We integrate data from financial, budget, supply, fuel, personnel, maintenance, depot, and ammunition systems. We try to provide the highest quality data and warn our consumers when there are known problems that are impractical to correct. This paper focuses on the part of that quality effort that reviews the data for inconsistencies. We consider two different types of inconsistencies: data from different sources and time series of data. We know the data is not perfect so our primary concern is not to find individual errors, but to identify significant anomalies in patterns of data that could lead to the specious analysis and bad decisions. The data anomalies may be due to bad source data, errors in processing, or real changes in Air Force operations. Over the last few years, we have developed a comprehensive approach to detecting these anomalies. First, we devise a model that should be supported by the data (e.g. annual costs for replacement parts, adjusted for inflation, should be proportional to the hours flown.) Next, the warehouse is divided into subsets that represent a large enough statistical sample (e.g. the annual costs for a each type of aircraft at each base in each major cost category). Then, we define a quality metric to measure how well each subset fits the model (e.g. residuals from a linear regression, correlation of flying hours and fuel use). Finally, we analyze in detail the subsets with the worst metrics. This approach has provided several benefits to the AFTOC program. The quality of our data has improved, since we have found and fixed many issues due to incomplete source feeds, changes in source feeds, and processing mistakes. We have warned our users of issues that they should understand before they use our data. Perhaps most importantly, we have improved our understanding of the strengths and weaknesses of our data.

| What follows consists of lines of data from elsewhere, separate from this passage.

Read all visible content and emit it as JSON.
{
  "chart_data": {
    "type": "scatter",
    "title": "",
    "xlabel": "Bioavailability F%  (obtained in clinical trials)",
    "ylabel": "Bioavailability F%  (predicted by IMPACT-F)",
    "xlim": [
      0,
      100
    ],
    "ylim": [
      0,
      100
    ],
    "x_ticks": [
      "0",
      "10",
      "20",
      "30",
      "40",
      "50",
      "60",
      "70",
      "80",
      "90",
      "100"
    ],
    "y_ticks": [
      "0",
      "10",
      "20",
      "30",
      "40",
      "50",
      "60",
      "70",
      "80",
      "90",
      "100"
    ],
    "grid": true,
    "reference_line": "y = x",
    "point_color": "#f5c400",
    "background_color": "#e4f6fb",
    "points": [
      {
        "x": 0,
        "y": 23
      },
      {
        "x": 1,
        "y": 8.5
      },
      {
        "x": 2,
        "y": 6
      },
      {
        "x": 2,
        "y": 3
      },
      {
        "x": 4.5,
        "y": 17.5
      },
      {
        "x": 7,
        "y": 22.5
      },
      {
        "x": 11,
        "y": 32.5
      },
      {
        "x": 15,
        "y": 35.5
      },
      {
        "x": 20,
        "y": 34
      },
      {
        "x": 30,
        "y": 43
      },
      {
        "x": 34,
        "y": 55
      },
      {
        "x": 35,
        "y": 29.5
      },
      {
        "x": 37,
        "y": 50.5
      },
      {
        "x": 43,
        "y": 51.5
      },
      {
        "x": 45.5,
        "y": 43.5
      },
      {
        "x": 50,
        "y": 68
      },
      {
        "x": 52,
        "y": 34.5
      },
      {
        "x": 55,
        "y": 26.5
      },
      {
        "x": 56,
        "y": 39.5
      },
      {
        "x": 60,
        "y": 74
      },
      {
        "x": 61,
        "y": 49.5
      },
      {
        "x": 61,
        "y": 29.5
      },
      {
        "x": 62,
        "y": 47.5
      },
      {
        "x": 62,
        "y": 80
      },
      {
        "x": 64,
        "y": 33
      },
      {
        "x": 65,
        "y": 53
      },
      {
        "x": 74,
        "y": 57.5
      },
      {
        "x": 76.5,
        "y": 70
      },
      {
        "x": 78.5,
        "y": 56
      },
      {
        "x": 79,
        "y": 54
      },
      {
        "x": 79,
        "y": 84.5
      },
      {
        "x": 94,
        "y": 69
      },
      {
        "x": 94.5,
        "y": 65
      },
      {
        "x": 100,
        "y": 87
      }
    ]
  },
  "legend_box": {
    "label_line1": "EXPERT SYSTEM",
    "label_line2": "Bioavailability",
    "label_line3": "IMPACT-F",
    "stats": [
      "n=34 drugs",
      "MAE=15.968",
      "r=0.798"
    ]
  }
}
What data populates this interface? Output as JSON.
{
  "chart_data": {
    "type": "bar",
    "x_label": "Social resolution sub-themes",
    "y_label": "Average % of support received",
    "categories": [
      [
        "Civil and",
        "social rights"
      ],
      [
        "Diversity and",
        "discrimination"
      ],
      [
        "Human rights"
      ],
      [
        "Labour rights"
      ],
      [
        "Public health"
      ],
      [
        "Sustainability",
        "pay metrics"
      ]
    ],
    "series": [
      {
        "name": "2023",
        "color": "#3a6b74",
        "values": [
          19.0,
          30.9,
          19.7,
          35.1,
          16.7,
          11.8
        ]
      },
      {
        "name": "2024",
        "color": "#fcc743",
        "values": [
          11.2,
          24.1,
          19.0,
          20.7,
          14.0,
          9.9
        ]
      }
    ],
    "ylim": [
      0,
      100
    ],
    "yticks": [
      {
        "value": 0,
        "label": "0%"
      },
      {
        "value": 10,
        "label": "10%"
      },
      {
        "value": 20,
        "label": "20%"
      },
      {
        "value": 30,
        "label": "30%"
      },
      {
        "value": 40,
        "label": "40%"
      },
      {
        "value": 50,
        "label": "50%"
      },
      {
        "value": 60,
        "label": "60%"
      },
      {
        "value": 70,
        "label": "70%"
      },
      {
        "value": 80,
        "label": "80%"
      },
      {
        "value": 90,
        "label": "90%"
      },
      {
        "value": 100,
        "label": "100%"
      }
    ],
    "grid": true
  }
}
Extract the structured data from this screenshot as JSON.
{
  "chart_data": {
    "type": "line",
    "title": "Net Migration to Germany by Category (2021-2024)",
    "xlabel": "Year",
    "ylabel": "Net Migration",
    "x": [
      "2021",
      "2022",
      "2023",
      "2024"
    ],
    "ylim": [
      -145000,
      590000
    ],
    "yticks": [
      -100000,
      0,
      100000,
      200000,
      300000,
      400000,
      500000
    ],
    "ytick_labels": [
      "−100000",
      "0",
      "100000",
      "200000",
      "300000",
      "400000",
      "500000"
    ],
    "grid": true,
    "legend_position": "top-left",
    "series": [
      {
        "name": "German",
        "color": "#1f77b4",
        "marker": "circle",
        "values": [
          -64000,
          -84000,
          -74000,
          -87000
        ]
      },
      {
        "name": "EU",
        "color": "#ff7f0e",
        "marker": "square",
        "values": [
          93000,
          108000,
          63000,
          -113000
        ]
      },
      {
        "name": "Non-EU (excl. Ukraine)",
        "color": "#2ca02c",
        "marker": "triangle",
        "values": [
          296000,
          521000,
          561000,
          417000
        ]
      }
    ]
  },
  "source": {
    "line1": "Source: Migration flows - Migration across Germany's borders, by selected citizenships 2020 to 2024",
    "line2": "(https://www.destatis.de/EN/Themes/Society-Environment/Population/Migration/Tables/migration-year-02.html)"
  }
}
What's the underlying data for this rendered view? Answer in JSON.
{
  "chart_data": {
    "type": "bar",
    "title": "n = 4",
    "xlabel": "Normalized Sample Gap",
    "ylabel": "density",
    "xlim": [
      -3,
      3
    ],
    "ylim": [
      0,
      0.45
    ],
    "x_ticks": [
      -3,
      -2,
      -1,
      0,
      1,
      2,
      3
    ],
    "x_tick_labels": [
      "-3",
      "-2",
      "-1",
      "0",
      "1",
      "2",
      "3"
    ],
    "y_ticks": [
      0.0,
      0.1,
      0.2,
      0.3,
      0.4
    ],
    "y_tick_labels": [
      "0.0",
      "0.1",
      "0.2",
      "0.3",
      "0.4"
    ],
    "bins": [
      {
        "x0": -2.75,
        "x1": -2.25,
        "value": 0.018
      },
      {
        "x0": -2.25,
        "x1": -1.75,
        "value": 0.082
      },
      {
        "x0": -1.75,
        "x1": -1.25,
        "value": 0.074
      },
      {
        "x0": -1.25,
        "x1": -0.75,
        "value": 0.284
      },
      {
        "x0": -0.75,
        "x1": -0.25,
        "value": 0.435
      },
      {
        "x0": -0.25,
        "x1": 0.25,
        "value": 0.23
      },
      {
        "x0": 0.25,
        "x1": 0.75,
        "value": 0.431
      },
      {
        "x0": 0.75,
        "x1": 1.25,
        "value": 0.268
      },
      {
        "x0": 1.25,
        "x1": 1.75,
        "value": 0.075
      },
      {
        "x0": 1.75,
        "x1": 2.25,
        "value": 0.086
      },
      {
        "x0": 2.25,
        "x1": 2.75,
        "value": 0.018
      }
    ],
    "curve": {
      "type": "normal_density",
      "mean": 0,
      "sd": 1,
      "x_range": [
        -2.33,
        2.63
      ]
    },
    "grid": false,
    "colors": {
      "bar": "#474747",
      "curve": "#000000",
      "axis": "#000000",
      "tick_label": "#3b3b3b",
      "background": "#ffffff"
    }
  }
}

Northrop Grumman Information Systems
Mr. Brown has 36 years experience in information systems including software development, data analysis, and line/program management. The early part of his career focused on the development of error analysis software to support accuracy modeling for the Polaris, Poseidon and Trident weapon systems. This software implemented models of the guidance and control systems which modeled the propagation of errors throughout the system and the ability of the sensor systems to estimate and correct these errors.
Mr. Brown has managed the corporate data center and helped various clients plan and manage their information system resources. These clients include the Navy Strategic Systems Programs, the Air Force Flight Test Center (Edwards AFB), and the City of Chicago. He also managed the Telecommunications Information Management System project supporting the Federal Aviation Authority.
Over the last 9 years, Mr. Brown has led the Northrop Grumman effort in support of the Air Force Total Owner Cost program (AFTOC). This program is operated by the Air Force Cost Analysis Agency and supported by Battelle and Northrop Grumman. AFTOC is a decision support system for cost analysts based on the integration of several Air Force data systems. Northrop is responsible for the end user access to the data and analysis of the cost data for consistency. Mr. Brown has applied the signal processing and error estimation techniques from the early part of his career to the cost data in AFTOC.